Grande, grandissima Cynthia Ozick
un'intellettuale non conformista che difende Israele e rifiuta le giustificazioni del terrorismo
Testata: Corriere della Sera
Data: 09/03/2007
Pagina: 55
Autore: Cynthia Ozick
Titolo: Ozick: io accuso
Dal CORRIERE della SERA del 9 marzo 2007:

NEW YORK — Cynthia Ozick non ci sta. « The Din in the Head («Il frastuono nella testa», ndr) non parla affatto della morte del grande romanzo americano, come ha scritto erroneamente il New York Times nella sua malvagia recensione». Alternando citazioni di Henry James, di cui è tra i massimi studiosi viventi, a ricordi personali di Isaac B. Singer, Saul Bellow e Philip Roth, l'autrice, edita in Italia da Feltrinelli e Garzanti, spiega al Corriere
di voler «mettere i puntini sulle i». «Il mio ultimo libro è una collezione di saggi in difesa del romanzo, non contro.
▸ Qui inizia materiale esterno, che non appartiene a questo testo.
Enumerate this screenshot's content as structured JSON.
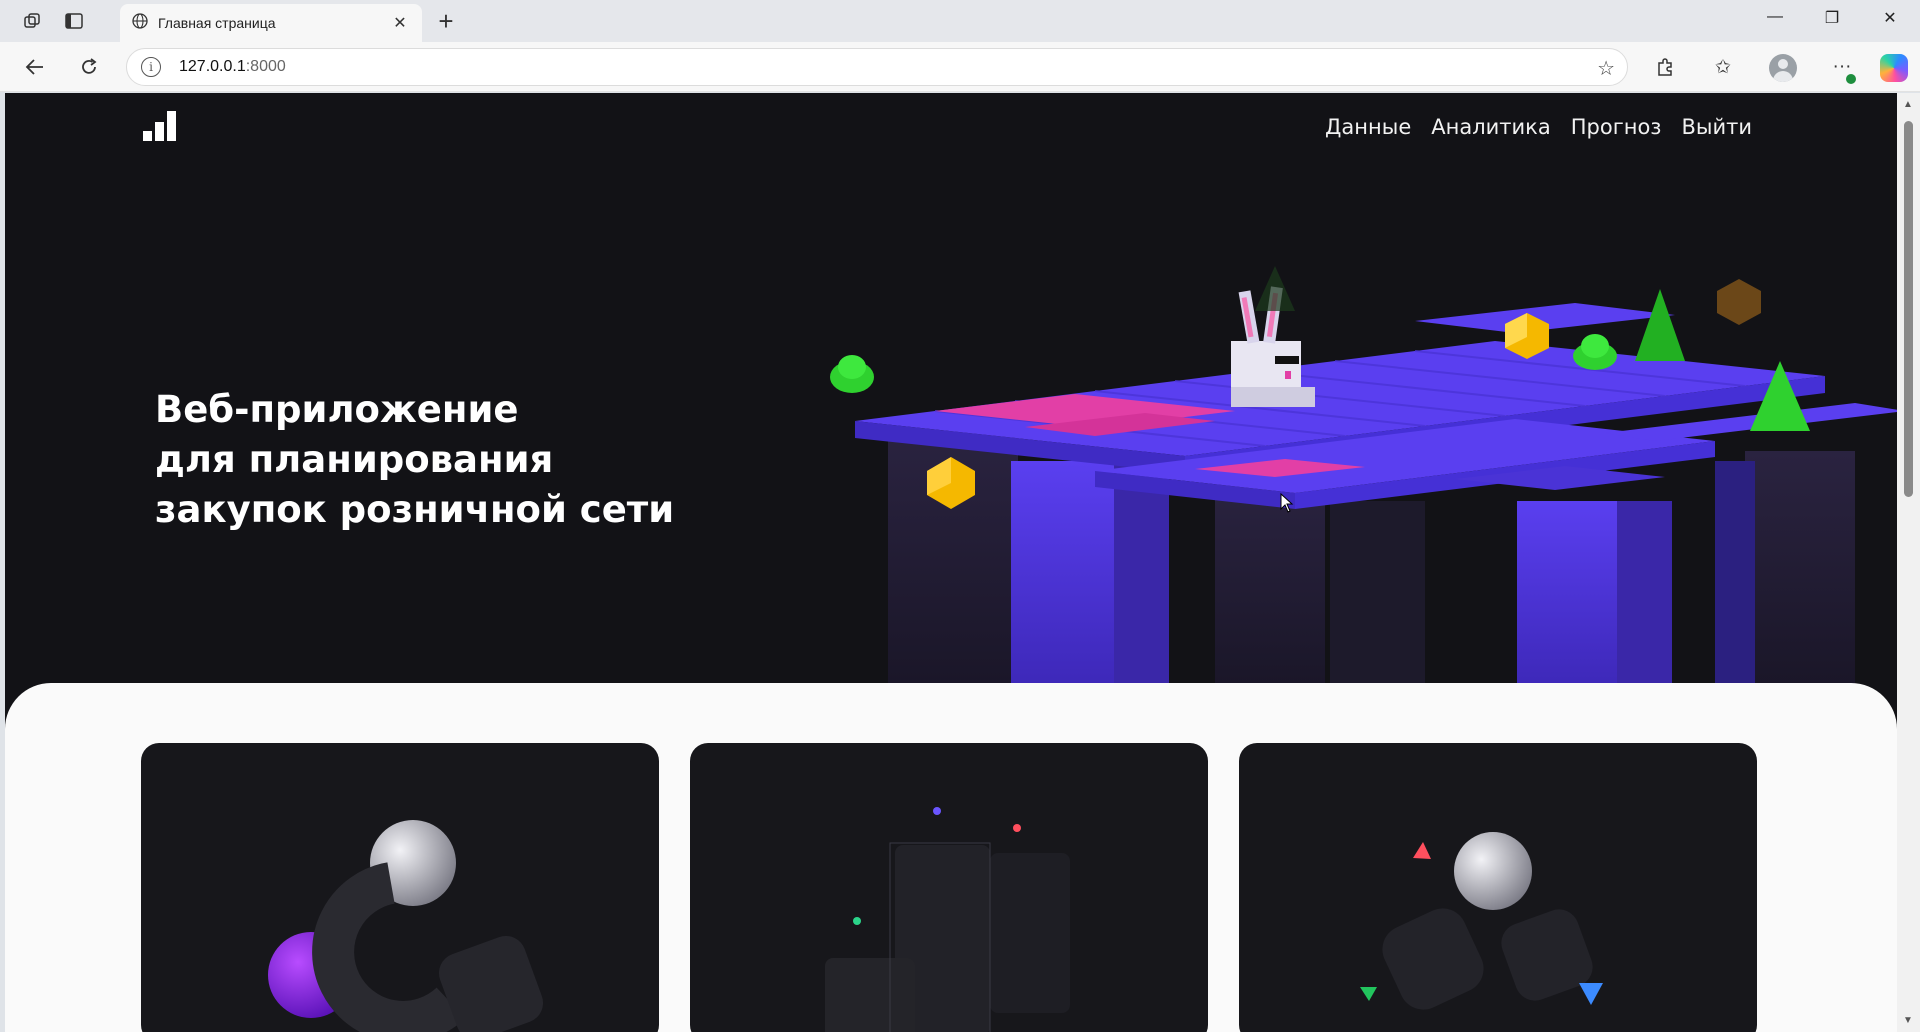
{
  "browser": {
    "tab_title": "Главная страница",
    "url_host": "127.0.0.1",
    "url_port": ":8000",
    "icons": [
      "workspaces-icon",
      "tab-actions-icon",
      "globe-icon",
      "close-icon",
      "new-tab-icon",
      "minimize-icon",
      "restore-icon",
      "window-close-icon",
      "back-icon",
      "refresh-icon",
      "site-info-icon",
      "favorite-star-icon",
      "extensions-icon",
      "favorites-icon",
      "profile-avatar",
      "more-menu-icon",
      "copilot-icon"
    ]
  },
  "header": {
    "logo": "bar-chart-logo",
    "nav": [
      "Данные",
      "Аналитика",
      "Прогноз",
      "Выйти"
    ]
  },
  "hero": {
    "title_lines": [
      "Веб-приложение",
      "для планирования",
      "закупок розничной сети"
    ]
  },
  "colors": {
    "page_bg": "#121216",
    "platform_purple": "#5a3ff0",
    "platform_pink": "#e23fa6",
    "gem_yellow": "#f5b800",
    "bush_green": "#2fd12f",
    "content_bg": "#fafafa",
    "card_bg": "#17171b"
  }
}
Parlo di scrittori le cui strade si sono incrociate con la mia». Uno dei capitoli più irriverenti è dedicato a Susan Sontag. «Era come una dea — spiega —. La tiranna che presiedeva ai destini delle lettere e della critica in America. È stata lei a decretare la morte del romanzo tradizionale e nessuno ha osato sfidare la sua fatwa ».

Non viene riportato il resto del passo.